In June 2025, Google experienced a significant data breach when the cybercriminal group ShinyHunters, also known as UNC6040, infiltrated one of its corporate Salesforce instances. This breach led to the unauthorized access of contact information and related notes for small and medium-sized businesses stored within Google’s customer relationship management system.
Details of the Breach
The attackers employed sophisticated voice phishing, or vishing, techniques. By impersonating IT support personnel, they deceived Google employees into granting system access. This social engineering tactic involved guiding victims to authorize what appeared to be a legitimate connected application, specifically a malicious version of Salesforce’s Data Loader. Once access was obtained, the cybercriminals could extract sensitive data from the system.

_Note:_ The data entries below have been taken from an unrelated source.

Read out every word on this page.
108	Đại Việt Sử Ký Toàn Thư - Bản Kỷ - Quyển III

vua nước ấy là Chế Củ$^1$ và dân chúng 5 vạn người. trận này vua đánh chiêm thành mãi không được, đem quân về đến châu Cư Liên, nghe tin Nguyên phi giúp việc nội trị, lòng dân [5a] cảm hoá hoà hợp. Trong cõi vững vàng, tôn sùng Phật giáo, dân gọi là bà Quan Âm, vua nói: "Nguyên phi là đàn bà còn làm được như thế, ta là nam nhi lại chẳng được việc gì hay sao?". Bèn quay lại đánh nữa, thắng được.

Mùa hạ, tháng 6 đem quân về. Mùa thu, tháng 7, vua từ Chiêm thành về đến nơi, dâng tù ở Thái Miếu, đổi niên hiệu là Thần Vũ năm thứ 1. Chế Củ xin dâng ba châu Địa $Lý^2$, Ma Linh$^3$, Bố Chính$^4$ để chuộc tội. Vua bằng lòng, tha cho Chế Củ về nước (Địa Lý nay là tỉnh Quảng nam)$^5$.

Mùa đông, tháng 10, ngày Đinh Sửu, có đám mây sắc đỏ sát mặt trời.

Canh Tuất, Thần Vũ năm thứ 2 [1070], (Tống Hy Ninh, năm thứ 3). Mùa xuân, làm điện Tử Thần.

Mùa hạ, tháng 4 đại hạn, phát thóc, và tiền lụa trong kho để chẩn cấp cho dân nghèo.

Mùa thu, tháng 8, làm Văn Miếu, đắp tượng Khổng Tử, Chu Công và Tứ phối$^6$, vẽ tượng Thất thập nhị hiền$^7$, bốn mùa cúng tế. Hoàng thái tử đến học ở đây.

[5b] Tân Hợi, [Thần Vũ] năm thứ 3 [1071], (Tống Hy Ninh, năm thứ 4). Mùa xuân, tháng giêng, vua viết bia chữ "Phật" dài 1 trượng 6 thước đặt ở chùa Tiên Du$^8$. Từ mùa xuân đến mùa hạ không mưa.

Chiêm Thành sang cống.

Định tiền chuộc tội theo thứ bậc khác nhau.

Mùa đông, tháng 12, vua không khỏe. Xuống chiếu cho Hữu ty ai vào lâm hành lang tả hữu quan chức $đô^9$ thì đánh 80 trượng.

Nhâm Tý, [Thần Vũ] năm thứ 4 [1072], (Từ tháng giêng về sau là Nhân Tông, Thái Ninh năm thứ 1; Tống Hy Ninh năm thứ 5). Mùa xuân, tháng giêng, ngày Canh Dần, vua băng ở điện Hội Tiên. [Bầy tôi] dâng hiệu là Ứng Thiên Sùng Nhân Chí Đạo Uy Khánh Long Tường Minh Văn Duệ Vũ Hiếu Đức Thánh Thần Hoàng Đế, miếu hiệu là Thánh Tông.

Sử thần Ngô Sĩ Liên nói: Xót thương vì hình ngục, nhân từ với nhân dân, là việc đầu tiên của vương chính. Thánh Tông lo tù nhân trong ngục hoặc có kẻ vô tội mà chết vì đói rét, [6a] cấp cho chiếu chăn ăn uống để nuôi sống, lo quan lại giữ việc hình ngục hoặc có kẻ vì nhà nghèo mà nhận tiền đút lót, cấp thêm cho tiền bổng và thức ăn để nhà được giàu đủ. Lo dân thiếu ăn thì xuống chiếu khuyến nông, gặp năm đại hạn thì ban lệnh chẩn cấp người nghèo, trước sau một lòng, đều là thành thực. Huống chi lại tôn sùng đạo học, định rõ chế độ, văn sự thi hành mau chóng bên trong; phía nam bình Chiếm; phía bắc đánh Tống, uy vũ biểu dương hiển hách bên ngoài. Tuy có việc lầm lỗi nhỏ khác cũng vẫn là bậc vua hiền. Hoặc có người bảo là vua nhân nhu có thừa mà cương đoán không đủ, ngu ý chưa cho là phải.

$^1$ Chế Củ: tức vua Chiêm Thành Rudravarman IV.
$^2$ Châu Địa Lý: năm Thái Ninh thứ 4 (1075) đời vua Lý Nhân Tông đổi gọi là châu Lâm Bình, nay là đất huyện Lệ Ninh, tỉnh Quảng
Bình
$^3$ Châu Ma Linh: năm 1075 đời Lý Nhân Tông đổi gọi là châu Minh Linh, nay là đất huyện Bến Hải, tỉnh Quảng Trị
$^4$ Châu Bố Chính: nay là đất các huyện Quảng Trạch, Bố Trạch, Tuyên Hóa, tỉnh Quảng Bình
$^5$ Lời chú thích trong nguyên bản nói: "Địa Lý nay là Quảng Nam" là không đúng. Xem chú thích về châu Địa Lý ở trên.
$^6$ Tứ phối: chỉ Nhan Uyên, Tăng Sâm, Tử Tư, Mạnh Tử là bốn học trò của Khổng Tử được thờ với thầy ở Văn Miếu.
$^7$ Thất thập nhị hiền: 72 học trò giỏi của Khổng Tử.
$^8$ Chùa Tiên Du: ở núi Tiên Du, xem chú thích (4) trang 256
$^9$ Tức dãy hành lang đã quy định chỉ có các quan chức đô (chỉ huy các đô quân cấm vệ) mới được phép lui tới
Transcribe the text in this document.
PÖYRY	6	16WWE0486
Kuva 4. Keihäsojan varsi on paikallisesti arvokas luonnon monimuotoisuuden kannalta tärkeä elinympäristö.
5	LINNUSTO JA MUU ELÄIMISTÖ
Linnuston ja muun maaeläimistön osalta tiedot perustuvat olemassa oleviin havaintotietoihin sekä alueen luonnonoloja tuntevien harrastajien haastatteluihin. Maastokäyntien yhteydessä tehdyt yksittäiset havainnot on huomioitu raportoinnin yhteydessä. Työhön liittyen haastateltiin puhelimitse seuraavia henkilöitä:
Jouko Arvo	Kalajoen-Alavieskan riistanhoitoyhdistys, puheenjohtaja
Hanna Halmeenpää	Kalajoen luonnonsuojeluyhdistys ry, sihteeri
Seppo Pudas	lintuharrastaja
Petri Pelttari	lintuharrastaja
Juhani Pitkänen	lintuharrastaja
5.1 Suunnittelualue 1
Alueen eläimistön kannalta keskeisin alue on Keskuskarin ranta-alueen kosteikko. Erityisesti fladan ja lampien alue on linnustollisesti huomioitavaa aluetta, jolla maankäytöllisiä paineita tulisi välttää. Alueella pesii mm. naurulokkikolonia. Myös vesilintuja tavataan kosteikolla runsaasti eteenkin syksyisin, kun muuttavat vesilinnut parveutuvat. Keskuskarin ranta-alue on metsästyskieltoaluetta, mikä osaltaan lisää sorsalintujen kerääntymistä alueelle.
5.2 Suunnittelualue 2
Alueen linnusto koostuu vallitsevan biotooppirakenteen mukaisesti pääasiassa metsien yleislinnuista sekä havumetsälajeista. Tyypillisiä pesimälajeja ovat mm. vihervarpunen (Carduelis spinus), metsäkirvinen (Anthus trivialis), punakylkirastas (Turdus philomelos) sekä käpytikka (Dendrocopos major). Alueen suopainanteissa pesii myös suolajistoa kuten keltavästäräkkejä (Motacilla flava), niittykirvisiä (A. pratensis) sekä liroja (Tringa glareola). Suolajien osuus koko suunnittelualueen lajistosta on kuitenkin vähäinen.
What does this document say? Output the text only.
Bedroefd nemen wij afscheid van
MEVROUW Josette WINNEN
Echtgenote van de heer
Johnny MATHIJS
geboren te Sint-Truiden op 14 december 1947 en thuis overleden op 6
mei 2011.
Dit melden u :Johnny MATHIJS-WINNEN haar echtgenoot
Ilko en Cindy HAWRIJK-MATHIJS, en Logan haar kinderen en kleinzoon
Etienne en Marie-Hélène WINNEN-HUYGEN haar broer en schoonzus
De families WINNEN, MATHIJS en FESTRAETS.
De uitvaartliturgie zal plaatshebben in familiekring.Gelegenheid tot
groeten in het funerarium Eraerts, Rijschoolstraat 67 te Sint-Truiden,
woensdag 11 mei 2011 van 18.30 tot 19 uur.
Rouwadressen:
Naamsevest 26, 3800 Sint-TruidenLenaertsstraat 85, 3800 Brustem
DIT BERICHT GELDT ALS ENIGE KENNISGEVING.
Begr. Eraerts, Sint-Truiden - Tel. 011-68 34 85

Scope of the Compromised Data
According to Google’s analysis, the compromised information primarily consisted of basic business details, such as business names and contact information. While Google emphasized that the exposed data was largely publicly available, security researchers reported that ShinyHunters claimed to have obtained approximately 2.55 million data records from the breach. Importantly, Google assured that payment information remained secure and that there was no impact on Google Ads data, Merchant Center, Google Analytics, or other advertising products.
Google’s Response and Mitigation Efforts
Upon discovering the breach, Google acted swiftly to mitigate its impact. The company:
– Terminated the attackers’ access immediately.
– Conducted a comprehensive impact analysis to understand the extent of the breach.
– Implemented additional security measures to prevent future incidents.
– Notified affected customers, completing email alerts by August 8, 2025.
The ShinyHunters Group
ShinyHunters has been linked to several high-profile data breaches in 2025, targeting major organizations such as Cisco, Qantas, LVMH brands (including Louis Vuitton, Dior, and Tiffany & Co.), Adidas, and Allianz Life. The group is known for employing delayed extortion tactics, often waiting months after the initial data theft before demanding ransom payments. In Google’s case, ShinyHunters reportedly demanded 20 Bitcoins (approximately $2.3 million), though they later claimed this was sent for the lulz rather than as a serious extortion attempt.
Implications and Recommendations
This incident underscores the growing threat posed by sophisticated social engineering attacks. Organizations are advised to:
– Enhance employee training to recognize and respond to phishing and vishing attempts.
– Implement multi-factor authentication (MFA) to add an extra layer of security.
– Regularly audit and monitor access to sensitive systems.
– Limit third-party access to only what is necessary for business operations.
By adopting these measures, companies can better protect themselves against similar cyber threats in the future.